Evolutionary vs. Scientific Method — the role of chaos Poor Galileo didn’t have an isolated and fast micro-world. And building up a cathedral by trial and errors in the real world was not so convenient: he needed a theory and a rational approach that could predict the implication of each design choice. But with the capability to create fast, isolated micro-worlds and populate them with free agents: everything is changing.
The first implication is: Chaos, traditionally considered negative — the natural enemy of theories and rational explanations — now becomes a developing factor.
The need of an unifying framework — As we’ve seen there are at least three different fields already empowered by directed evolution and sharing common traits: in structure design (with generative design), in chemistry (with directed evolution) and in artificial intelligence (with the training of neural network). “Evolution” has specific meaning in each field — and I apologize if I’ve been unprecise in the specific use of the term “evolution”. However, my goal here is to highlight a trend common to different fields. We should create a (super-)theory on how to direct the evolution, this means a set of techniques and knowledge about how to create something unkwnown though an evolutionary process.
The second implication is: we need a unified phylosophy or general framework describing the general form of the “Evolutionary Method”. This should be cross-disciplinary and agnostic of the implementation method (computer, bacteria, other…). A particular enphasis should be put on how to manage the “reproducibility issue” and document results in the scientific community.
Very complex objects are going to populate our real world, and these objects are coming directly from “directed micro-worlds”. These things are something “alien”, in the sense that doesn’t come nor from the evolution of our world, nor directly from human mind.
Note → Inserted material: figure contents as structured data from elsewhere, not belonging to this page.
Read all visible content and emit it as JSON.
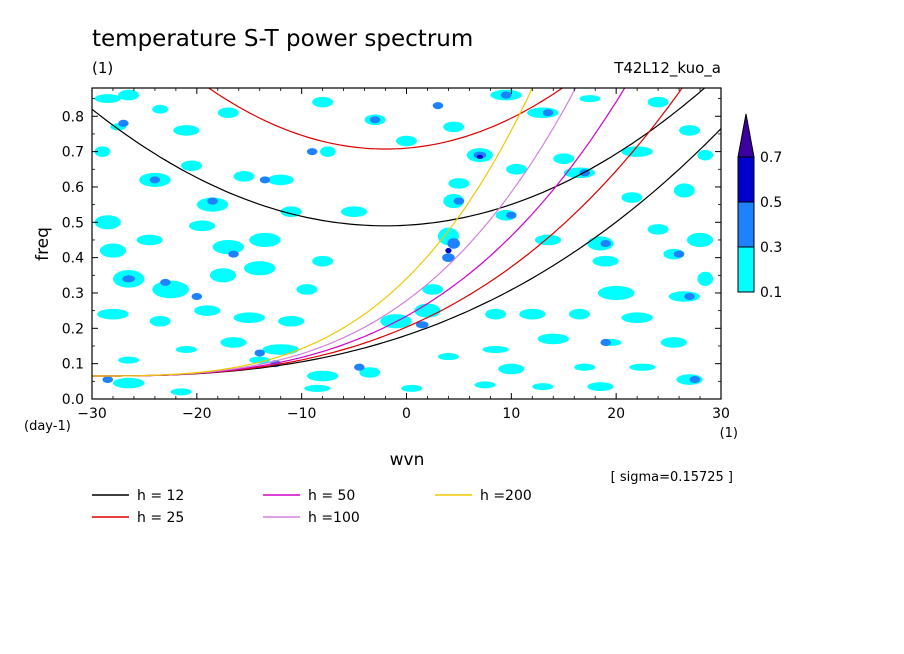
{
  "chart_data": {
    "type": "heatmap",
    "title": "temperature S-T power spectrum",
    "subtitle_left": "(1)",
    "subtitle_right": "T42L12_kuo_a",
    "xlabel": "wvn",
    "ylabel": "freq",
    "x_unit": "(1)",
    "y_unit": "(day-1)",
    "xlim": [
      -30,
      30
    ],
    "ylim": [
      0,
      0.88
    ],
    "x_ticks": [
      -30,
      -20,
      -10,
      0,
      10,
      20,
      30
    ],
    "y_ticks": [
      0.0,
      0.1,
      0.2,
      0.3,
      0.4,
      0.5,
      0.6,
      0.7,
      0.8
    ],
    "sigma_label": "[ sigma=0.15725 ]",
    "colorbar": {
      "levels": [
        0.1,
        0.3,
        0.5,
        0.7
      ],
      "colors": [
        "#00ffff",
        "#1e82ff",
        "#0000cd",
        "#3c00a0"
      ]
    },
    "dispersion_curves": [
      {
        "name": "h = 12",
        "h": 12,
        "color": "#000000"
      },
      {
        "name": "h = 25",
        "h": 25,
        "color": "#dc0000"
      },
      {
        "name": "h = 50",
        "h": 50,
        "color": "#d200c8"
      },
      {
        "name": "h =100",
        "h": 100,
        "color": "#d282dc"
      },
      {
        "name": "h =200",
        "h": 200,
        "color": "#f0c800"
      }
    ],
    "power_patches": [
      {
        "x": -28.5,
        "y": 0.85,
        "w": 2.5,
        "h": 0.025,
        "level": 1
      },
      {
        "x": -26.5,
        "y": 0.86,
        "w": 2.0,
        "h": 0.03,
        "level": 1
      },
      {
        "x": -23.5,
        "y": 0.82,
        "w": 1.5,
        "h": 0.025,
        "level": 1
      },
      {
        "x": -27.5,
        "y": 0.77,
        "w": 1.5,
        "h": 0.02,
        "level": 1
      },
      {
        "x": -21.0,
        "y": 0.76,
        "w": 2.5,
        "h": 0.03,
        "level": 1
      },
      {
        "x": -17.0,
        "y": 0.81,
        "w": 2.0,
        "h": 0.03,
        "level": 1
      },
      {
        "x": -8.0,
        "y": 0.84,
        "w": 2.0,
        "h": 0.03,
        "level": 1
      },
      {
        "x": -3.0,
        "y": 0.79,
        "w": 2.0,
        "h": 0.03,
        "level": 1
      },
      {
        "x": 0.0,
        "y": 0.73,
        "w": 2.0,
        "h": 0.03,
        "level": 1
      },
      {
        "x": 4.5,
        "y": 0.77,
        "w": 2.0,
        "h": 0.03,
        "level": 1
      },
      {
        "x": 9.5,
        "y": 0.86,
        "w": 3.0,
        "h": 0.03,
        "level": 1
      },
      {
        "x": 13.0,
        "y": 0.81,
        "w": 3.0,
        "h": 0.03,
        "level": 1
      },
      {
        "x": 17.5,
        "y": 0.85,
        "w": 2.0,
        "h": 0.02,
        "level": 1
      },
      {
        "x": 24.0,
        "y": 0.84,
        "w": 2.0,
        "h": 0.03,
        "level": 1
      },
      {
        "x": 27.0,
        "y": 0.76,
        "w": 2.0,
        "h": 0.03,
        "level": 1
      },
      {
        "x": 28.5,
        "y": 0.69,
        "w": 1.5,
        "h": 0.03,
        "level": 1
      },
      {
        "x": 22.0,
        "y": 0.7,
        "w": 3.0,
        "h": 0.03,
        "level": 1
      },
      {
        "x": 16.5,
        "y": 0.64,
        "w": 3.0,
        "h": 0.03,
        "level": 1
      },
      {
        "x": 10.5,
        "y": 0.65,
        "w": 2.0,
        "h": 0.03,
        "level": 1
      },
      {
        "x": -29.0,
        "y": 0.7,
        "w": 1.5,
        "h": 0.03,
        "level": 1
      },
      {
        "x": -24.0,
        "y": 0.62,
        "w": 3.0,
        "h": 0.04,
        "level": 1
      },
      {
        "x": -20.5,
        "y": 0.66,
        "w": 2.0,
        "h": 0.03,
        "level": 1
      },
      {
        "x": -18.5,
        "y": 0.55,
        "w": 3.0,
        "h": 0.04,
        "level": 1
      },
      {
        "x": -15.5,
        "y": 0.63,
        "w": 2.0,
        "h": 0.03,
        "level": 1
      },
      {
        "x": -12.0,
        "y": 0.62,
        "w": 2.5,
        "h": 0.03,
        "level": 1
      },
      {
        "x": -28.5,
        "y": 0.5,
        "w": 2.5,
        "h": 0.04,
        "level": 1
      },
      {
        "x": -24.5,
        "y": 0.45,
        "w": 2.5,
        "h": 0.03,
        "level": 1
      },
      {
        "x": -19.5,
        "y": 0.49,
        "w": 2.5,
        "h": 0.03,
        "level": 1
      },
      {
        "x": -17.0,
        "y": 0.43,
        "w": 3.0,
        "h": 0.04,
        "level": 1
      },
      {
        "x": -13.5,
        "y": 0.45,
        "w": 3.0,
        "h": 0.04,
        "level": 1
      },
      {
        "x": -5.0,
        "y": 0.53,
        "w": 2.5,
        "h": 0.03,
        "level": 1
      },
      {
        "x": -8.0,
        "y": 0.39,
        "w": 2.0,
        "h": 0.03,
        "level": 1
      },
      {
        "x": -28.0,
        "y": 0.42,
        "w": 2.5,
        "h": 0.04,
        "level": 1
      },
      {
        "x": -26.5,
        "y": 0.34,
        "w": 3.0,
        "h": 0.05,
        "level": 1
      },
      {
        "x": -22.5,
        "y": 0.31,
        "w": 3.5,
        "h": 0.05,
        "level": 1
      },
      {
        "x": -17.5,
        "y": 0.35,
        "w": 2.5,
        "h": 0.04,
        "level": 1
      },
      {
        "x": -14.0,
        "y": 0.37,
        "w": 3.0,
        "h": 0.04,
        "level": 1
      },
      {
        "x": -9.5,
        "y": 0.31,
        "w": 2.0,
        "h": 0.03,
        "level": 1
      },
      {
        "x": -28.0,
        "y": 0.24,
        "w": 3.0,
        "h": 0.03,
        "level": 1
      },
      {
        "x": -23.5,
        "y": 0.22,
        "w": 2.0,
        "h": 0.03,
        "level": 1
      },
      {
        "x": -19.0,
        "y": 0.25,
        "w": 2.5,
        "h": 0.03,
        "level": 1
      },
      {
        "x": -15.0,
        "y": 0.23,
        "w": 3.0,
        "h": 0.03,
        "level": 1
      },
      {
        "x": -11.0,
        "y": 0.22,
        "w": 2.5,
        "h": 0.03,
        "level": 1
      },
      {
        "x": -16.5,
        "y": 0.16,
        "w": 2.5,
        "h": 0.03,
        "level": 1
      },
      {
        "x": -21.0,
        "y": 0.14,
        "w": 2.0,
        "h": 0.02,
        "level": 1
      },
      {
        "x": -26.5,
        "y": 0.11,
        "w": 2.0,
        "h": 0.02,
        "level": 1
      },
      {
        "x": -12.0,
        "y": 0.14,
        "w": 3.5,
        "h": 0.03,
        "level": 1
      },
      {
        "x": -14.0,
        "y": 0.11,
        "w": 2.0,
        "h": 0.02,
        "level": 1
      },
      {
        "x": -8.0,
        "y": 0.065,
        "w": 3.0,
        "h": 0.03,
        "level": 1
      },
      {
        "x": -3.5,
        "y": 0.075,
        "w": 2.0,
        "h": 0.03,
        "level": 1
      },
      {
        "x": -8.5,
        "y": 0.03,
        "w": 2.5,
        "h": 0.02,
        "level": 1
      },
      {
        "x": -26.5,
        "y": 0.045,
        "w": 3.0,
        "h": 0.03,
        "level": 1
      },
      {
        "x": -21.5,
        "y": 0.02,
        "w": 2.0,
        "h": 0.02,
        "level": 1
      },
      {
        "x": 0.5,
        "y": 0.03,
        "w": 2.0,
        "h": 0.02,
        "level": 1
      },
      {
        "x": -1.0,
        "y": 0.22,
        "w": 3.0,
        "h": 0.04,
        "level": 1
      },
      {
        "x": 2.0,
        "y": 0.25,
        "w": 2.5,
        "h": 0.04,
        "level": 1
      },
      {
        "x": 2.5,
        "y": 0.31,
        "w": 2.0,
        "h": 0.03,
        "level": 1
      },
      {
        "x": 4.0,
        "y": 0.46,
        "w": 2.0,
        "h": 0.05,
        "level": 1
      },
      {
        "x": 4.5,
        "y": 0.56,
        "w": 2.0,
        "h": 0.04,
        "level": 1
      },
      {
        "x": 7.0,
        "y": 0.69,
        "w": 2.5,
        "h": 0.04,
        "level": 1
      },
      {
        "x": 5.0,
        "y": 0.61,
        "w": 2.0,
        "h": 0.03,
        "level": 1
      },
      {
        "x": 9.5,
        "y": 0.52,
        "w": 2.0,
        "h": 0.03,
        "level": 1
      },
      {
        "x": 13.5,
        "y": 0.45,
        "w": 2.5,
        "h": 0.03,
        "level": 1
      },
      {
        "x": 18.5,
        "y": 0.44,
        "w": 2.5,
        "h": 0.04,
        "level": 1
      },
      {
        "x": 24.0,
        "y": 0.48,
        "w": 2.0,
        "h": 0.03,
        "level": 1
      },
      {
        "x": 28.0,
        "y": 0.45,
        "w": 2.5,
        "h": 0.04,
        "level": 1
      },
      {
        "x": 19.0,
        "y": 0.39,
        "w": 2.5,
        "h": 0.03,
        "level": 1
      },
      {
        "x": 25.5,
        "y": 0.41,
        "w": 2.0,
        "h": 0.03,
        "level": 1
      },
      {
        "x": 28.5,
        "y": 0.34,
        "w": 1.5,
        "h": 0.04,
        "level": 1
      },
      {
        "x": 20.0,
        "y": 0.3,
        "w": 3.5,
        "h": 0.04,
        "level": 1
      },
      {
        "x": 26.5,
        "y": 0.29,
        "w": 3.0,
        "h": 0.03,
        "level": 1
      },
      {
        "x": 22.0,
        "y": 0.23,
        "w": 3.0,
        "h": 0.03,
        "level": 1
      },
      {
        "x": 16.5,
        "y": 0.24,
        "w": 2.0,
        "h": 0.03,
        "level": 1
      },
      {
        "x": 12.0,
        "y": 0.24,
        "w": 2.5,
        "h": 0.03,
        "level": 1
      },
      {
        "x": 8.5,
        "y": 0.24,
        "w": 2.0,
        "h": 0.03,
        "level": 1
      },
      {
        "x": 14.0,
        "y": 0.17,
        "w": 3.0,
        "h": 0.03,
        "level": 1
      },
      {
        "x": 19.5,
        "y": 0.16,
        "w": 2.0,
        "h": 0.02,
        "level": 1
      },
      {
        "x": 25.5,
        "y": 0.16,
        "w": 2.5,
        "h": 0.03,
        "level": 1
      },
      {
        "x": 8.5,
        "y": 0.14,
        "w": 2.5,
        "h": 0.02,
        "level": 1
      },
      {
        "x": 4.0,
        "y": 0.12,
        "w": 2.0,
        "h": 0.02,
        "level": 1
      },
      {
        "x": 10.0,
        "y": 0.085,
        "w": 2.5,
        "h": 0.03,
        "level": 1
      },
      {
        "x": 17.0,
        "y": 0.09,
        "w": 2.0,
        "h": 0.02,
        "level": 1
      },
      {
        "x": 22.5,
        "y": 0.09,
        "w": 2.5,
        "h": 0.02,
        "level": 1
      },
      {
        "x": 27.0,
        "y": 0.055,
        "w": 2.5,
        "h": 0.03,
        "level": 1
      },
      {
        "x": 18.5,
        "y": 0.035,
        "w": 2.5,
        "h": 0.025,
        "level": 1
      },
      {
        "x": 13.0,
        "y": 0.035,
        "w": 2.0,
        "h": 0.02,
        "level": 1
      },
      {
        "x": 7.5,
        "y": 0.04,
        "w": 2.0,
        "h": 0.02,
        "level": 1
      },
      {
        "x": 26.5,
        "y": 0.59,
        "w": 2.0,
        "h": 0.04,
        "level": 1
      },
      {
        "x": 21.5,
        "y": 0.57,
        "w": 2.0,
        "h": 0.03,
        "level": 1
      },
      {
        "x": 15.0,
        "y": 0.68,
        "w": 2.0,
        "h": 0.03,
        "level": 1
      },
      {
        "x": -7.5,
        "y": 0.7,
        "w": 1.5,
        "h": 0.03,
        "level": 1
      },
      {
        "x": -11.0,
        "y": 0.53,
        "w": 2.0,
        "h": 0.03,
        "level": 1
      },
      {
        "x": 4.5,
        "y": 0.44,
        "w": 1.2,
        "h": 0.03,
        "level": 2
      },
      {
        "x": 4.0,
        "y": 0.4,
        "w": 1.2,
        "h": 0.025,
        "level": 2
      },
      {
        "x": 7.0,
        "y": 0.69,
        "w": 1.2,
        "h": 0.02,
        "level": 2
      },
      {
        "x": 5.0,
        "y": 0.56,
        "w": 1.0,
        "h": 0.02,
        "level": 2
      },
      {
        "x": 3.0,
        "y": 0.83,
        "w": 1.0,
        "h": 0.02,
        "level": 2
      },
      {
        "x": 9.5,
        "y": 0.86,
        "w": 1.0,
        "h": 0.02,
        "level": 2
      },
      {
        "x": 13.5,
        "y": 0.81,
        "w": 1.0,
        "h": 0.02,
        "level": 2
      },
      {
        "x": 1.5,
        "y": 0.21,
        "w": 1.2,
        "h": 0.02,
        "level": 2
      },
      {
        "x": -26.5,
        "y": 0.34,
        "w": 1.2,
        "h": 0.02,
        "level": 2
      },
      {
        "x": -23.0,
        "y": 0.33,
        "w": 1.0,
        "h": 0.02,
        "level": 2
      },
      {
        "x": -20.0,
        "y": 0.29,
        "w": 1.0,
        "h": 0.02,
        "level": 2
      },
      {
        "x": -16.5,
        "y": 0.41,
        "w": 1.0,
        "h": 0.02,
        "level": 2
      },
      {
        "x": -18.5,
        "y": 0.56,
        "w": 1.0,
        "h": 0.02,
        "level": 2
      },
      {
        "x": -24.0,
        "y": 0.62,
        "w": 1.0,
        "h": 0.02,
        "level": 2
      },
      {
        "x": -13.5,
        "y": 0.62,
        "w": 1.0,
        "h": 0.02,
        "level": 2
      },
      {
        "x": -9.0,
        "y": 0.7,
        "w": 1.0,
        "h": 0.02,
        "level": 2
      },
      {
        "x": -27.0,
        "y": 0.78,
        "w": 1.0,
        "h": 0.02,
        "level": 2
      },
      {
        "x": -3.0,
        "y": 0.79,
        "w": 1.0,
        "h": 0.02,
        "level": 2
      },
      {
        "x": 10.0,
        "y": 0.52,
        "w": 1.0,
        "h": 0.02,
        "level": 2
      },
      {
        "x": 17.0,
        "y": 0.64,
        "w": 1.0,
        "h": 0.02,
        "level": 2
      },
      {
        "x": 19.0,
        "y": 0.44,
        "w": 1.0,
        "h": 0.02,
        "level": 2
      },
      {
        "x": 26.0,
        "y": 0.41,
        "w": 1.0,
        "h": 0.02,
        "level": 2
      },
      {
        "x": 27.0,
        "y": 0.29,
        "w": 1.0,
        "h": 0.02,
        "level": 2
      },
      {
        "x": 19.0,
        "y": 0.16,
        "w": 1.0,
        "h": 0.02,
        "level": 2
      },
      {
        "x": 27.5,
        "y": 0.055,
        "w": 1.0,
        "h": 0.02,
        "level": 2
      },
      {
        "x": -14.0,
        "y": 0.13,
        "w": 1.0,
        "h": 0.02,
        "level": 2
      },
      {
        "x": -12.5,
        "y": 0.1,
        "w": 1.0,
        "h": 0.02,
        "level": 2
      },
      {
        "x": -28.5,
        "y": 0.055,
        "w": 1.0,
        "h": 0.02,
        "level": 2
      },
      {
        "x": -4.5,
        "y": 0.09,
        "w": 1.0,
        "h": 0.02,
        "level": 2
      },
      {
        "x": 4.0,
        "y": 0.42,
        "w": 0.6,
        "h": 0.015,
        "level": 3
      },
      {
        "x": 7.0,
        "y": 0.685,
        "w": 0.6,
        "h": 0.012,
        "level": 3
      }
    ]
  }
}
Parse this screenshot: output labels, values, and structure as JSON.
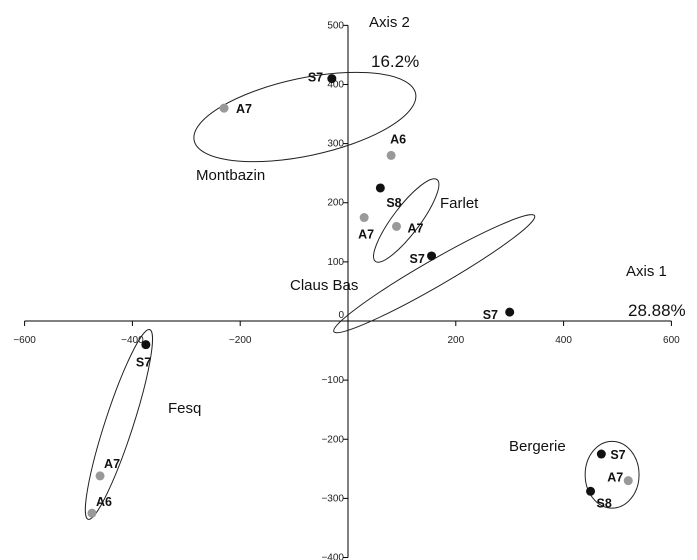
{
  "chart_data": {
    "type": "scatter",
    "x_axis": {
      "title": "Axis 1",
      "percent": "28.88%",
      "range": [
        -600,
        600
      ],
      "ticks": [
        -600,
        -400,
        -200,
        0,
        200,
        400,
        600
      ]
    },
    "y_axis": {
      "title": "Axis 2",
      "percent": "16.2%",
      "range": [
        -400,
        500
      ],
      "ticks": [
        -400,
        -300,
        -200,
        -100,
        0,
        100,
        200,
        300,
        400,
        500
      ]
    },
    "grid": false,
    "colors": {
      "S": "#111111",
      "A": "#999999",
      "axis": "#000000",
      "ellipse": "#222222"
    },
    "groups": [
      {
        "name": "Montbazin",
        "ellipse": {
          "cx": -80,
          "cy": 345,
          "rx": 210,
          "ry": 72,
          "angle": 12
        },
        "points": [
          {
            "label": "S7",
            "x": -30,
            "y": 410,
            "kind": "S"
          },
          {
            "label": "A7",
            "x": -230,
            "y": 360,
            "kind": "A"
          },
          {
            "label": "A6",
            "x": 80,
            "y": 280,
            "kind": "A"
          }
        ]
      },
      {
        "name": "Farlet",
        "ellipse": {
          "cx": 108,
          "cy": 170,
          "rx": 95,
          "ry": 25,
          "angle": 53
        },
        "points": [
          {
            "label": "S8",
            "x": 60,
            "y": 225,
            "kind": "S"
          },
          {
            "label": "A7",
            "x": 90,
            "y": 160,
            "kind": "A"
          },
          {
            "label": "S7",
            "x": 155,
            "y": 110,
            "kind": "S"
          }
        ]
      },
      {
        "name": "Claus Bas",
        "ellipse": {
          "cx": 160,
          "cy": 80,
          "rx": 215,
          "ry": 24,
          "angle": 30
        },
        "points": [
          {
            "label": "A7",
            "x": 30,
            "y": 175,
            "kind": "A"
          },
          {
            "label": "S7",
            "x": 300,
            "y": 15,
            "kind": "S"
          }
        ]
      },
      {
        "name": "Fesq",
        "ellipse": {
          "cx": -425,
          "cy": -175,
          "rx": 185,
          "ry": 26,
          "angle": 72
        },
        "points": [
          {
            "label": "S7",
            "x": -375,
            "y": -40,
            "kind": "S"
          },
          {
            "label": "A7",
            "x": -460,
            "y": -262,
            "kind": "A"
          },
          {
            "label": "A6",
            "x": -475,
            "y": -325,
            "kind": "A"
          }
        ]
      },
      {
        "name": "Bergerie",
        "ellipse": {
          "cx": 490,
          "cy": -260,
          "rx": 50,
          "ry": 62,
          "angle": 0
        },
        "points": [
          {
            "label": "S7",
            "x": 470,
            "y": -225,
            "kind": "S"
          },
          {
            "label": "A7",
            "x": 520,
            "y": -270,
            "kind": "A"
          },
          {
            "label": "S8",
            "x": 450,
            "y": -288,
            "kind": "S"
          }
        ]
      }
    ]
  }
}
They came from directed evolution happened inside artificially directed micro-worlds. We are already using alien things such as structures, proteins, e forms of intelligence, for which we’ve directed the evolution and are not rationally designed. These upcoming things are like dreams: we don’t have a full conscious understanding of their inner workings — but, actually, they work.
The place couldn’t be better: not only for the amazing italian villa with beautiful gardens, not only for the sunny warm day in the middle of the pre-alps, and not only for the superior quality of the food (and beverages including Rossi d’Angera liquors and Angelo Poretti beers). In-fact, inside the villa, there is a huge wall painting (of course original) of Giuseppe Bertini, imaging Galileo Galilei (1564−1642) showing the telescope to the Doge of Venice (Venezia). And, as you know, the scientific method was fashioned mostly entirely by Galileo Galilei. There’s no better place to talk about a the new evolutionary method to create new things. In fact, it doesn’t require a complete model of phenomena, and — in this sense — goes far beyond the scientific method.